SOLITUDE OF SUMMER
Any sports fan who knows that I cover the Pistons has asked the same question this summer: When is the big trade coming?
It appears the final answer is: Never. At least not during this offseason.
Ultimately, Joe Dumars found out that no one was willing to give up a superstar for two or three of his very good players. Even Rasheed's expiring $13 million contract wasn't enough to entice potential trade partners to take some of the Pistons' former sacred cows.
The Kevin Garnett trade last season had to serve as a deterrent to teams that might have considered moving their best players. I figured early in the summer that Amare Stoudemire, Dirk Nowitzki and Tracy McGrady were the most logical candidates for a blockbuster trade. But Phoenix and Dallas showed no inclination to move their top big men. The McGrady rumors got hot and heavy at one point but the Rockets wound up rolling the dice by adding Ron Artest to their lineup.
It's still quite possible if the Pistons get off to a slow start, the groundwork laid by exploring these trade possibilities this summer will pay off.
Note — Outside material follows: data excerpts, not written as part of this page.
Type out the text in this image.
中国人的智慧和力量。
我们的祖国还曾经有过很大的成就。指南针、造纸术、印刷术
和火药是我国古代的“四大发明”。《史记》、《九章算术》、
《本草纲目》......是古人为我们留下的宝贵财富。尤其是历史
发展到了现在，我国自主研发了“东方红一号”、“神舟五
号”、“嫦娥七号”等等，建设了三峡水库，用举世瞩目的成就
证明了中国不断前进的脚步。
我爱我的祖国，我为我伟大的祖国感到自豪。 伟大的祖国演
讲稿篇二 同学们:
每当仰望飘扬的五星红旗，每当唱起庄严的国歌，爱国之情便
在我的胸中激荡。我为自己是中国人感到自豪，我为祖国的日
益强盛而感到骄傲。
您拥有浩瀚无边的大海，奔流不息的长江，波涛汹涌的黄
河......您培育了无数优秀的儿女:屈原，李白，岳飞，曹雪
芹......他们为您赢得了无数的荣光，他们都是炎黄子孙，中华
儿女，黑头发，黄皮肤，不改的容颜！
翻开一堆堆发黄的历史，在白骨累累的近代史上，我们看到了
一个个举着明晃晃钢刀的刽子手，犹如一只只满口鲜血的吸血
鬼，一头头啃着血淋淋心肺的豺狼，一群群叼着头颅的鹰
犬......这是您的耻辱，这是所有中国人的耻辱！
Rasheed's contract will get more and more desirable to teams seeking salary-cap relief; If he doesn't get traded, the Pistons will give themselves a lot more options next offseason by shedding that contract.
Staying with basically the same mix won't excite season-ticket holders or generate more walk-up sales but the Pistons won't lose their elite status. Rodney Stuckey's special talent alone will make them better. Remember, Stuckey missed nearly two months with a broken hand last season and really didn't settle in until after the All-Star break.
Plus, Michael Curry has more confidence in the young guys off the bench than Flip Saunders did because Curry worked with those players regularly last season. You'll see more of Amir Johnson, Arron Afflalo and Walter Herrmann next year. What you won't see is a superstar scoring 25 or 30 points a night.